As reported by other authors14, 16 in their study of paediatric patients, our co-infected patients had significantly lower CD4+ cell counts compared to the mono-infected group. However, these authors did not study the effect of HAART on the CD4 cell count. We noted that the co-infected patients were less likely to achieve immune response even with HAART for one year. This calls for establishment of a treatment protocol for HIV/HBV co-infected patients which includes at least two of the antiretroviral drugs that induce suppression of HBV replication, as first line regimen. This will reduce the hepatotoxic effect of the viruses, improve immune response as well as prevent development of resistance on prolonged use of lamivudine alone.

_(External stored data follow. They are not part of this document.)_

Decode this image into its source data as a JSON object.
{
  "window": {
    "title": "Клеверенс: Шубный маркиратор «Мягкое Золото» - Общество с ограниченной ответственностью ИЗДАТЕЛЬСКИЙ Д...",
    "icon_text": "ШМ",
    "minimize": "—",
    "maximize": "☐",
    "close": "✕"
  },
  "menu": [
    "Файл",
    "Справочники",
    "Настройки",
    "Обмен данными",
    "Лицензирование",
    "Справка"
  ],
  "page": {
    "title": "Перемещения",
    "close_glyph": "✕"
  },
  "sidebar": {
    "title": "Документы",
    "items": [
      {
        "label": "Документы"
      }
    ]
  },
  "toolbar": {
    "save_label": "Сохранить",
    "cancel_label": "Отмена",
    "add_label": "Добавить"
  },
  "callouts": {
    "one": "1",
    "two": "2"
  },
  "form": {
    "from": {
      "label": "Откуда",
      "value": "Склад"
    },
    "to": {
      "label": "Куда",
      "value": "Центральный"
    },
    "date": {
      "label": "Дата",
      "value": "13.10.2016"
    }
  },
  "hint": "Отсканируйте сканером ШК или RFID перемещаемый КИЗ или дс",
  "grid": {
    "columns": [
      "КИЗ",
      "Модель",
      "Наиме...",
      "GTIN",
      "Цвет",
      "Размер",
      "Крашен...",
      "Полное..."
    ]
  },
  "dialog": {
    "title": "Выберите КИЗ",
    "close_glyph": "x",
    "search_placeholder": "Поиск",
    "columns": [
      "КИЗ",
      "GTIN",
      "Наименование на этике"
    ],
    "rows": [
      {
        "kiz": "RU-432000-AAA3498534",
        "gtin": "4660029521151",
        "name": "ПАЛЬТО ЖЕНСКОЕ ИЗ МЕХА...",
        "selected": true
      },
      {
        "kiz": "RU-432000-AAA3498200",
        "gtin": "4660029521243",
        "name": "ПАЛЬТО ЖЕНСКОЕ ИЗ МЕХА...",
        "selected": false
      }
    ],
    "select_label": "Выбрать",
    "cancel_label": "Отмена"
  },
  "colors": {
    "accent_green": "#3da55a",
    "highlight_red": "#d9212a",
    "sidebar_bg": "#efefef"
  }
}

In contrast, in the adult population, Lincoln and co-workers31 on behalf of the Australian HIV Observational Database, reported that co-infection with HBV did not appear to influence CD4 count recovery following commencement of HAART. Their work involved a larger group of participants (2089) and the immune response was also checked after 12 months of HAART. Our study appears to be the first to examine this issue in Nigerian children.

Conclusion

We have demonstrated that co-infection of HIV with HBV exists in our local at rates that are comparable with those of other communities. We have also shown that HAART does not worsen ALT levels and that the immune response of the co-infected patients is lower with treatment compared to the mono-infected patients.

Recommendations

We therefore recommend that screening for HBsAg be mandatory in all paediatric HIV patients in our environment, especially the adolescents. They should receive special attention with regards to, the antiretroviral drugs they are treated with, monitoring and follow up to assess disease progression.

The limitations of this study include the inability of our laboratory to carry out HIV RNA viral load and the HBV DNA viral load. Further studies with determination of viral loads are advocated.